Pourquoi, demanderez-vous peut-être, étendre ces conséquences jusqu’aux enfants ? Parce qu’ils reçoivent de leurs parents trois biens précieux : l’existence, la nourriture et l’éducation [4] et qu’ils ont besoin pour leur développement normal d’une atmosphère de joie ; or, la sérénité de la jeunesse, l’équilibre de la formation et de l’instruction ne se conçoivent pas tant qu’il peut subsister un doute sur la fidélité des parents. Les enfants ne renforcent-ils point le lien de l’amour conjugal ? Mais la rupture de ce lien devient une cruauté à leur égard : c’est méconnaître leur sang, avilir leur nom et couvrir leur front de honte ; c’est diviser leur cœur, leur enlever leurs petits frères et le toit domestique ; c’est empoisonner le bonheur de leur jeunesse et c’est leur donner, chose grave entre toutes pour leur esprit, un scandale moral. Que de blessures dans l’âme de millions d’enfants ! Et souvent quelles tristes et lamentables ruines ! Que d’implacables remords, quels déchirements dans les consciences ! Les hommes sains d’esprit, moralement purs, joyeux et contents, les hommes intègres de caractère et de vie, en qui l’Eglise et la Cité mettent leurs espérances, ne sortent pas pour l’ordinaire de foyers troublés par la dissension et par l’inconstance de l’amour, mais de familles où règnent, profonde, la crainte de Dieu et, inviolable, la fidélité conjugale. Si vous recherchez aujourd’hui les vraies causes de l’affaissement des mœurs, l’origine du poison qui travaille à corrompre une part importante de la famille humaine, vous ne tarderez pas à en découvrir une des sources les plus fatales et les plus coupables dans la législation et la pratique du divorce.

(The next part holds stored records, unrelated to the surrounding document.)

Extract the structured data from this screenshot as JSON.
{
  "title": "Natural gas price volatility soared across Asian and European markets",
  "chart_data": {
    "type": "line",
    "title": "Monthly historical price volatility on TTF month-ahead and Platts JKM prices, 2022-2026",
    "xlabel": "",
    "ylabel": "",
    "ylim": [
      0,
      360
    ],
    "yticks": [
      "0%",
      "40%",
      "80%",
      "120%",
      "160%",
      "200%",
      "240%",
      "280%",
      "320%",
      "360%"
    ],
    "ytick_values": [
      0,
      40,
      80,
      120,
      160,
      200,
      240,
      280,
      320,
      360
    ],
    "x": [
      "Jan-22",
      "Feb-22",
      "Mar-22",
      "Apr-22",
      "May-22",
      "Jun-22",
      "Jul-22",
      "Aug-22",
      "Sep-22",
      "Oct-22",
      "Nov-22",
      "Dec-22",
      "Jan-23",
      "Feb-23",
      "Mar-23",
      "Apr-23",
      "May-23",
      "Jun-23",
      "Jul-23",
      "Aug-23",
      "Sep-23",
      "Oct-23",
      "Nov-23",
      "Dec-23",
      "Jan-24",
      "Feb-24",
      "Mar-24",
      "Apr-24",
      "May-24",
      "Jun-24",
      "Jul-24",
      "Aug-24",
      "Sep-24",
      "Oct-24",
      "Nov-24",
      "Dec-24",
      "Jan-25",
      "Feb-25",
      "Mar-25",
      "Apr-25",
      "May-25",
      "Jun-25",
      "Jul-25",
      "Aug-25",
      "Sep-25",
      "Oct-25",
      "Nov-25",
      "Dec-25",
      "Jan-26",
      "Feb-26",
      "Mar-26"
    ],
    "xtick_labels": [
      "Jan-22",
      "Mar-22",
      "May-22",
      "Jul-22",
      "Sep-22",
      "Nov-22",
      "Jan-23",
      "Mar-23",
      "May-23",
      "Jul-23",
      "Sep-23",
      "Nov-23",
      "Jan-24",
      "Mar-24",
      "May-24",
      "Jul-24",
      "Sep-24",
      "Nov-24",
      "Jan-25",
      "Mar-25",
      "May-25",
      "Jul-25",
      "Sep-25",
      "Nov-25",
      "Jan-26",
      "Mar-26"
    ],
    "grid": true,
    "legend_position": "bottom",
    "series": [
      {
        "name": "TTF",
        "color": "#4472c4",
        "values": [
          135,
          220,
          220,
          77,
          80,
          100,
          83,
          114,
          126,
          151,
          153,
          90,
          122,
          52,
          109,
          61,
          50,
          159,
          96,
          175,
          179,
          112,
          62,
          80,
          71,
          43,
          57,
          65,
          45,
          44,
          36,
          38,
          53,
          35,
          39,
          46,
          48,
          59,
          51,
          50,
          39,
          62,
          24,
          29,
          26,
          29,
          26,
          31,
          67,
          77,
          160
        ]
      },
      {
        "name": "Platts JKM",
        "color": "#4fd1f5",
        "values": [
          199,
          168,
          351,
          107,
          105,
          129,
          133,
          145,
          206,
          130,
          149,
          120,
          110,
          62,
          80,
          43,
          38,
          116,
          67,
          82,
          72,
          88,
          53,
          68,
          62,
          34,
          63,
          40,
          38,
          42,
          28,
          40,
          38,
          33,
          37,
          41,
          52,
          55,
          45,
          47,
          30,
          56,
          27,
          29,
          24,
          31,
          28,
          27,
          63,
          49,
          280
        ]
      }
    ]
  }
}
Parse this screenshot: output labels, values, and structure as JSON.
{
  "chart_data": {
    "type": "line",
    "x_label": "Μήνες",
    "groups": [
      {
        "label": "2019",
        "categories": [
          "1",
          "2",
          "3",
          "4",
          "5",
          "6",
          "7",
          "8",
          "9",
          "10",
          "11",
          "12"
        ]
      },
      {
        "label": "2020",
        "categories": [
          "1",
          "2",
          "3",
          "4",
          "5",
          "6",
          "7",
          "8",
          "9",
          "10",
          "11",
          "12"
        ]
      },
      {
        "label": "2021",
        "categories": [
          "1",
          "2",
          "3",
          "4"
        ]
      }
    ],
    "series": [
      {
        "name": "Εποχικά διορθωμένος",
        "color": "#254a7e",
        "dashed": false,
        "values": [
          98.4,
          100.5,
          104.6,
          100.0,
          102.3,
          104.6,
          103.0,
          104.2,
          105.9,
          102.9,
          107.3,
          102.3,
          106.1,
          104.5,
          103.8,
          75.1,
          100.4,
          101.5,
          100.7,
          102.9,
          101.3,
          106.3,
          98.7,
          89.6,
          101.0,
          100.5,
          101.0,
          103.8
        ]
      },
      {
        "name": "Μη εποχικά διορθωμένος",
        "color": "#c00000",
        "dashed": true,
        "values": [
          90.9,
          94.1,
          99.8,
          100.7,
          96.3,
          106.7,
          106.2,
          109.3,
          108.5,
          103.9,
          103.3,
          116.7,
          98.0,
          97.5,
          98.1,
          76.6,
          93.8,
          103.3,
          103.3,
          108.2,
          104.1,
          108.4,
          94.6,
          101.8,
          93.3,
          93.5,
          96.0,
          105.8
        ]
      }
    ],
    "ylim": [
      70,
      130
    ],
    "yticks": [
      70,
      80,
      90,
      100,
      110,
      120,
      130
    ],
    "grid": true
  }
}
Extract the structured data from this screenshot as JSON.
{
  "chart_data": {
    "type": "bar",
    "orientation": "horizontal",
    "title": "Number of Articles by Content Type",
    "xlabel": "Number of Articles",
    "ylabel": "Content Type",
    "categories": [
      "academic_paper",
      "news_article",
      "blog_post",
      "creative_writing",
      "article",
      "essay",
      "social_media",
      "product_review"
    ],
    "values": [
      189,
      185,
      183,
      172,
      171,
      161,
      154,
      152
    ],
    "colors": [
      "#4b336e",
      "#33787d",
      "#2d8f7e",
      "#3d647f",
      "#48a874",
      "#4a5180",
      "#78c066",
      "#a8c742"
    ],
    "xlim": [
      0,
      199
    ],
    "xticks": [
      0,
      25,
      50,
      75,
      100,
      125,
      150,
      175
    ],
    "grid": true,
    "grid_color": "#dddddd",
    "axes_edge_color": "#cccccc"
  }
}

Les œuvres et les lois de Dieu exercent toujours une heureuse et puissante action ; mais quand la légèreté ou la malice des hommes interviennent, elles y apportent le trouble et le désordre, et alors les bienfaisants effets cèdent la place à une somme incalculable de maux, comme si la nature elle-même se révoltait, indignée, contre l’œuvre des hommes. Et parmi les institutions et les lois de Dieu, qui donc oserait nier ou contester qu’il y ait l’indissolubilité du mariage, cette colonne de la famille, de la grandeur nationale, de la patrie ? Car c’est bien dans le courage de ses hardis garçons que la patrie trouvera toujours le rempart et l’instrument de sa prospérité.
Pour vous, chers jeunes mariés, remerciez Dieu d’appartenir à une famille sans tache où vous avez eu la faveur de vivre dans l’affection de parents craignant Dieu et de parvenir à votre pleine maturité chrétienne et catholique. En un temps si enclin à une excessive liberté à l’égard des lois divines, mettez votre honneur et votre gloire à développer, à réaliser et à professer la haute conception du mariage tel que le Christ l’a établi. Elevez dans vos prières communes de chaque jour vos cœurs vers Dieu et demandez-lui qu’après avoir bien voulu vous accorder un bon départ, il daigne, dans la puissante efficacité de sa grâce, vous conduire heureusement au terme. C’est avec ce vœu et en gage des plus exquises faveurs du ciel que Nous vous accordons de cœur Notre paternelle Bénédiction apostolique.
Pie XII, Pape
Source : Documents Pontificaux de S. S. Pie XII, année 1954, Édition Saint-Augustin Saint-Maurice – D’après le texte italien de Discorsi e Radiomessaggi, t. IV, p. 53 ; cf. la traduction française des Discours aux jeunes époux, t. II, p. 156.